As the incumbents and the party which is largely considered to be most likely to win, the BC NDP had to defend their actions in the last three and a half years, as well as provide a platform for what they would do during this pandemic. Some of their proposed policies included: a $1,000 recovery benefit for whose household income is under $125,000 (with less for families making up to $175,000), $500 for single people making under $62,000 (with reduced amounts for single people making less than $87,000), free transit for kids under 12, a rent freeze until 2022, building a second medical school, banning single-use plastics, more spending on seniors’ care homes, and much more. Many of their ads emphasize past policies and decisions, and according to an article by the CBC written back in September and an article by the Vancouver Sun, out of the 122 clear policy promises made in 2017, 96 are finished or on their way to being finished as of when the election was called. In the debate, he spent most of his time defending himself or attacking the other candidates, as well as making as few good points. A reporter jokingly asked on Twitter : “Did [Premier] Horgan have Red Bull before this debate or does he normally speak at 150 words a minute and I just missed it?” 

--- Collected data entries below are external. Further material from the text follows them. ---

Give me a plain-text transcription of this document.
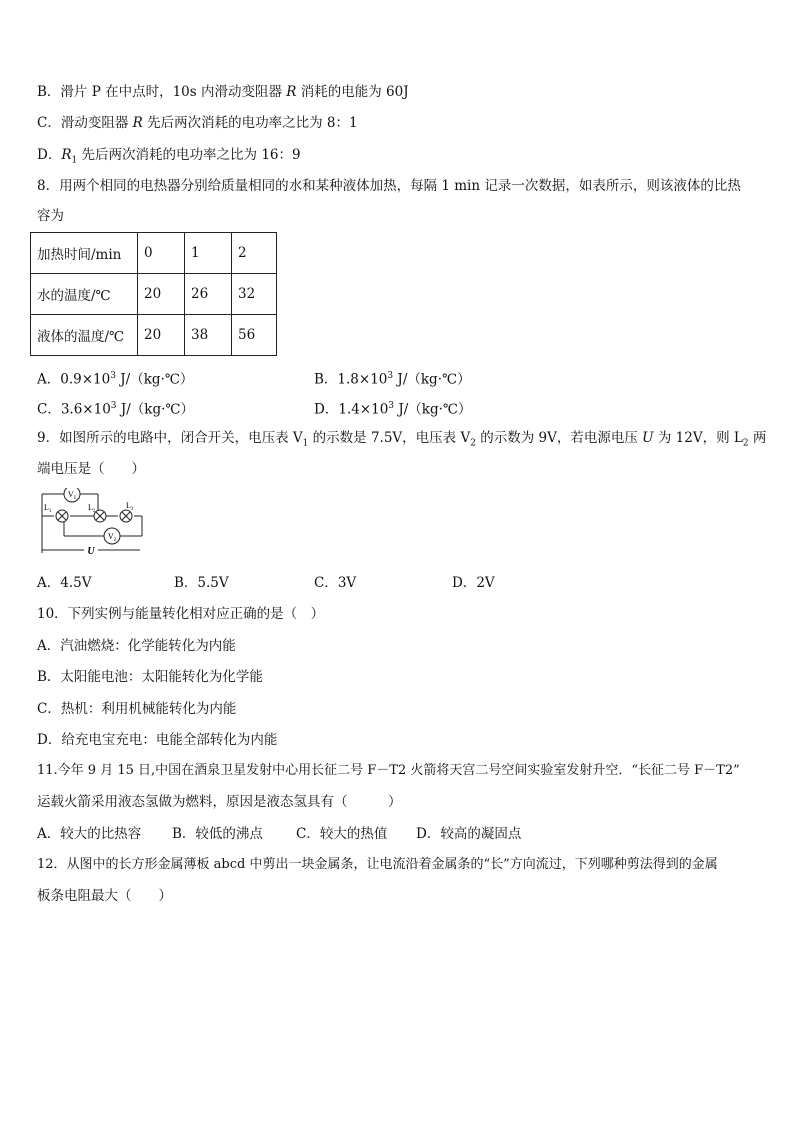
B．滑片 P 在中点时，10s 内滑动变阻器 R 消耗的电能为 60J
C．滑动变阻器 R 先后两次消耗的电功率之比为 8：1
D．$R_1$ 先后两次消耗的电功率之比为 16：9
8．用两个相同的电热器分别给质量相同的水和某种液体加热，每隔 1 min 记录一次数据，如表所示，则该液体的比热
容为
加热时间/min	0	1	2
水的温度/℃	20	26	32
液体的温度/℃	20	38	56
A．$0.9\times 10^3$ J/（kg·℃）	B．$1.8\times 10^3$ J/（kg·℃）
C．$3.6\times 10^3$ J/（kg·℃）	D．$1.4\times 10^3$ J/（kg·℃）
9．如图所示的电路中，闭合开关，电压表 $V_1$ 的示数是 7.5V，电压表 $V_2$ 的示数为 9V，若电源电压 U 为 12V，则 $L_2$ 两
端电压是（　　）
$V_1$
$L_1$	$L_2$
$L_3$
$V_2$
U
A．4.5V	B．5.5V	C．3V	D．2V
10．下列实例与能量转化相对应正确的是（　）
A．汽油燃烧：化学能转化为内能
B．太阳能电池：太阳能转化为化学能
C．热机：利用机械能转化为内能
D．给充电宝充电：电能全部转化为内能
11.今年 9 月 15 日,中国在酒泉卫星发射中心用长征二号 F－T2 火箭将天宫二号空间实验室发射升空．“长征二号 F－T2”
运载火箭采用液态氢做为燃料，原因是液态氢具有（　　　）
A．较大的比热容 B．较低的沸点 C．较大的热值 D．较高的凝固点
12．从图中的长方形金属薄板 abcd 中剪出一块金属条，让电流沿着金属条的“长”方向流过，下列哪种剪法得到的金属
板条电阻最大（　　）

As mentioned earlier, the premier and the Liberal leader clashed from the very start of the debate, beginning with long-term care and tourism. Mr. Horgan also pulled what I would call a Joe Biden, calling his Liberal counterpart “man” within the first 20 minutes in exclamation. The premier’s remark, “I didn’t start it, the Liberals did” at one point could have been applicable to many points of the debate, as he criticized many of his Liberal predecessors’ policies, including their 2002 decision to fire 10,000 healthcare workers. In the topic of systemic racism, the NDP leader joined the Liberal leader in his cringe-worthy moment, referring to himself as “colour-blind” when discussing how he  grew up playing lacrosse with Indigenous and South-Asian children. (He would apologize for this statement after the debate, saying it had come out wrong.) When defending a lack of progress when it came to the UN Declaration on the Rights of Indigenous Peoples he remarked, “a little thing called the global pandemic happened.” All in all, with the possible exception of the Greens, not much is predicted to happen in terms of poll numbers.

As moderator Shachi Kurl said, “Y’all get a cookie, nice work.” Running for premier is not easy at the best of times, and even more difficult in this pandemic. 
And that’s it! Please, remind every eligible BC resident you know to vote, whether on the 24th or during early voting. Remember that the results will probably not come out until maybe a few days or even weeks after the day of thanks to the amount of mail-in voting. To find out more about who is running in your riding, or where to vote, or anything to do with this election go to elections.bc.ca, and remember, this election is important for all of us. And go get that cookie once you’re done, you deserve it.